As we begin the coding part of the R workshop, let us try to bring things together and make it as easy as possible for you to run the code and work with me as we progress through the topics of the next 2 days. On that note, ror each session of the R workshop, I will have an R script already prepared for you, complete with comments for every step that you will need to download and open in RStudio at the beginning of every workshop section.
Please download the following:
Getting the Data in
As with any program out there today, there are several ways to bring data into the R platform. We will work through 2 different ways to accomplish this task, and once we’ve worked through both, I would like to hear which one you prefer!
Reading a CSV file, gets you in the habit of creating a preservation-ready format for your data, but you’ve probably already figured out, that it also means having documentation at the ready – so you remember what variable is what, and with respect to reading it into R, you need to pick and choose the location, or make sure your working directory has been set at the beginning. Reading an Excel file, is just SOooo much easier and probably the way most of us like to work. Just remember to save your data as you work!
Merging files sounds like such an innocent task. I have an Excel file with 4 monthly worksheets and all I want to do is put them all together into 1 file, so I can analyse the data. Easy peasy right??
There are a few ways of merging files in R. The most straightforward method is to use the merge function available in Base R. Try it out with our data and tell me what happens when you merge the January data which has 25 observations with the February data which only has 23 observations?
So, we’ve noticed that there’s something NOT quite right with this merge. The 2 observations that had a measure in January but not in February were not included in our final dataset. What happens if later on, say in March or April, we do have measures for these individuals? We want them to be included. So we need to consider other methods of merging our files.

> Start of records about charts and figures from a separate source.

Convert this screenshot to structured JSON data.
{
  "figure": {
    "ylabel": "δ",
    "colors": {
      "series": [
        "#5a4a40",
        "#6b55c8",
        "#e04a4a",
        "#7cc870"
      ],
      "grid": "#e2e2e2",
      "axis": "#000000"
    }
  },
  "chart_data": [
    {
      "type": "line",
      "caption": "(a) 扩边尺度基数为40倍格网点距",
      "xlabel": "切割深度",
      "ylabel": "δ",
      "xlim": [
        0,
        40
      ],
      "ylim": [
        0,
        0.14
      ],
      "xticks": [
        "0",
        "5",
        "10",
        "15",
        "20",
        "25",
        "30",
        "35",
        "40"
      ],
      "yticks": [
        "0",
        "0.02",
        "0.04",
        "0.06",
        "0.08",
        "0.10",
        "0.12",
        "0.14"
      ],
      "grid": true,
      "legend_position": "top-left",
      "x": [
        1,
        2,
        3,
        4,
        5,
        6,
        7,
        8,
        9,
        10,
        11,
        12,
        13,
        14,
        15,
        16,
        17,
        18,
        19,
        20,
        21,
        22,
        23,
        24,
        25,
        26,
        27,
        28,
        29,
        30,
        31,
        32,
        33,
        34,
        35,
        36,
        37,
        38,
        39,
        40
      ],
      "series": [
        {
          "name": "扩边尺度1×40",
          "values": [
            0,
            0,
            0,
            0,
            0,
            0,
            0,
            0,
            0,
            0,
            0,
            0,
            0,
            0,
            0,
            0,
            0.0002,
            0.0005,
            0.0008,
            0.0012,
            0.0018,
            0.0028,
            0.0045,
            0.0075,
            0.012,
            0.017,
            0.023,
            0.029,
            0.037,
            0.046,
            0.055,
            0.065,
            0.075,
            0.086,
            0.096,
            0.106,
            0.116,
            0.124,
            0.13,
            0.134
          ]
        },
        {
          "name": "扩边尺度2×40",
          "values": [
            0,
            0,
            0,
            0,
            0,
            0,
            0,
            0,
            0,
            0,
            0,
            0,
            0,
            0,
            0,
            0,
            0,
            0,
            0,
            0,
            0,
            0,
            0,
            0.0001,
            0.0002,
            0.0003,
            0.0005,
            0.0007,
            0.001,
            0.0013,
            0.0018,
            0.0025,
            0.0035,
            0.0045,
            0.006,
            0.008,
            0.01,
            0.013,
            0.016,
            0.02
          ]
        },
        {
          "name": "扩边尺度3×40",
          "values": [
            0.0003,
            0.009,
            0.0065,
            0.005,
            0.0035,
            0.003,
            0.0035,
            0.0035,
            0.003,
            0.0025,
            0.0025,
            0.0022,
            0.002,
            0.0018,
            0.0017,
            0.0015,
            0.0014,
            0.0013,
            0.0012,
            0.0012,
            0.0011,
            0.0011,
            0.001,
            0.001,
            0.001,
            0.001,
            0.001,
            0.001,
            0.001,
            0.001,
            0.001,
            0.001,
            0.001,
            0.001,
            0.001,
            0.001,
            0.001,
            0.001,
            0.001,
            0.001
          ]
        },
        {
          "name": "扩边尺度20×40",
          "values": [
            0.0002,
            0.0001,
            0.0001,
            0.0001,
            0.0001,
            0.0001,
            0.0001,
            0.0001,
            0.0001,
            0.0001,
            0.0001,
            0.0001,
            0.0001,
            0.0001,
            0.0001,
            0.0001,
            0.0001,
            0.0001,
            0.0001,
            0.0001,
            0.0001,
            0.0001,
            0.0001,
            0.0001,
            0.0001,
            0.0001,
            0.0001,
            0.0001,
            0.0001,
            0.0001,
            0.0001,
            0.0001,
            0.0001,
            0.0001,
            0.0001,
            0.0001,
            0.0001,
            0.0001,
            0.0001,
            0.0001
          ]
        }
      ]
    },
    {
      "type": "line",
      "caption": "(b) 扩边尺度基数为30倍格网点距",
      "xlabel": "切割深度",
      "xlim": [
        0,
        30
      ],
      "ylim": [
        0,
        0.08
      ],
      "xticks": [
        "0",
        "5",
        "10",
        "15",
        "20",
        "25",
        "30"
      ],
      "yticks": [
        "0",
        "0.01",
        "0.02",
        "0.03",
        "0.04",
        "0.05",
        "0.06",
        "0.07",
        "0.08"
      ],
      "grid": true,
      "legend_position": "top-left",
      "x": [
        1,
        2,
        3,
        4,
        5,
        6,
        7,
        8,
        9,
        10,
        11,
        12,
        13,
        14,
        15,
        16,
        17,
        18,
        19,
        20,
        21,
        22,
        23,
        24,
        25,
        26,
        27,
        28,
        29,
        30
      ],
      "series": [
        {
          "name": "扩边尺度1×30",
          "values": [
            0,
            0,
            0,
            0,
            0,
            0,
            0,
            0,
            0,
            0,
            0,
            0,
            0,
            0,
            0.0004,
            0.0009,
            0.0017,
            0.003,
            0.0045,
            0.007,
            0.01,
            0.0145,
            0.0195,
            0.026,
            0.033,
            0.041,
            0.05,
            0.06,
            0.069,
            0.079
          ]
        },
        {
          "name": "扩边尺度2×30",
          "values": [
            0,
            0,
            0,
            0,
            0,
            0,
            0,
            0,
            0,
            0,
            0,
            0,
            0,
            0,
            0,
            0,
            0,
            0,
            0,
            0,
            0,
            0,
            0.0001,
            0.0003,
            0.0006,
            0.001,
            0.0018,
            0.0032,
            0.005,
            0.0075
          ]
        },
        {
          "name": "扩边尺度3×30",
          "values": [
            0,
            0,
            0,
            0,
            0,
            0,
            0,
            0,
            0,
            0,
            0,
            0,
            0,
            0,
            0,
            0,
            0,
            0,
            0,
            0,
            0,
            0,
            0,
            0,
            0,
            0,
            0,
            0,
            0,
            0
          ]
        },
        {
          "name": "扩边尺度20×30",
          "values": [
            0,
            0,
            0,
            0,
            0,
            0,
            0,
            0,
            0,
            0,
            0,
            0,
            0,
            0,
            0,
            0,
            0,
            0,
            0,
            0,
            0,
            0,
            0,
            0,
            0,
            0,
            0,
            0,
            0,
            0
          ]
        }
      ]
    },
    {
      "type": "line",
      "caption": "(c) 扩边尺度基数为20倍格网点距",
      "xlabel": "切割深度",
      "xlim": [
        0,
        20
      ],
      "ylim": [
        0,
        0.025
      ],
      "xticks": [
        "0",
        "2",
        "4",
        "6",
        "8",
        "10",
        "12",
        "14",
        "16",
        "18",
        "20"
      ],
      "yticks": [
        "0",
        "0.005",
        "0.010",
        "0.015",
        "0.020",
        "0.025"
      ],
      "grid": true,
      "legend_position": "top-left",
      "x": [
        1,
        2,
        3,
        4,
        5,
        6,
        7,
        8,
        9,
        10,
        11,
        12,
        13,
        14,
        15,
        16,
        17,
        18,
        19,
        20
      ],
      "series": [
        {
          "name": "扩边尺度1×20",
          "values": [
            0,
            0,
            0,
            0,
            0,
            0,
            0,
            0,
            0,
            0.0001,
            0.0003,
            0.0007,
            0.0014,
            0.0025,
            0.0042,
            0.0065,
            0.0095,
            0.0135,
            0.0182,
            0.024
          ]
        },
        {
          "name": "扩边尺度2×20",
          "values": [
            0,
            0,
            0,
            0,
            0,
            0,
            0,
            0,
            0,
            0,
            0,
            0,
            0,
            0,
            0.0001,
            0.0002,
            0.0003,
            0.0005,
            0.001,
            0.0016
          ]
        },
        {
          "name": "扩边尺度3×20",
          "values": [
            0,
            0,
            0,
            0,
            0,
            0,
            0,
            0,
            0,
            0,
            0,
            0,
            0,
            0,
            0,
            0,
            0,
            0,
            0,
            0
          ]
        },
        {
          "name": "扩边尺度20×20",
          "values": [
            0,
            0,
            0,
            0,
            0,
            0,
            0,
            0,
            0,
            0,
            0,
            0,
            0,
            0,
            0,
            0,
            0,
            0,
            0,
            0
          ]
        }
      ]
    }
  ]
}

We will use the joining functions available in the DPLYR package. By doing this we need to take a quick little detour to remind ourselves about sets, unions, and joins? This is the way that R takes when merging or rather joining datasets. You’ll also see that by taking this approach we can do merge all of our data using this one function, unlike SAS and SPSS.
This is a perfect opportunity to show you the Cheatsheets in R. In RStudio follow these steps:
- Data Transformation with DPLYR
Let’s work through the examples of Combine Tables to get a better understanding of how to merge in R.
Based on these examples, we are interested in performing a FULL_JOIN. Did the coding in the R script work for you? Can you see how this might work for your own research data?
Creating new variables
Creating a new variable is very straightforward function: Ynew = Var1 + Var2 or whatever variable you need to create. The tricky part is ensuring that it becomes a part of your dataset. Let’s work through the examples in the R script.
Now what if we want to recode a variable rather than just creating a new one? For example: we want to create a new variable called wtclass that will take the weights measured in January and put them into 3 weight classes: 1 = 13-16; 2 = 17-20; 3 = 21-24
Getting your data into R, can be as easy as using the READXL package and importing your Excel worksheets directly into R.
Once you have your dataset in R, you can merge files using the join functions available in the DPLYR package.
Creating new variables and recoding variables is straightforward, just remember to make sure that you have added them to your R datafile by using the attach() and detach() functions. Note there are other ways of doing this as well, this is just one.
Don’t be afraid to check out the Help resources – Cheatsheets are fun and very informative.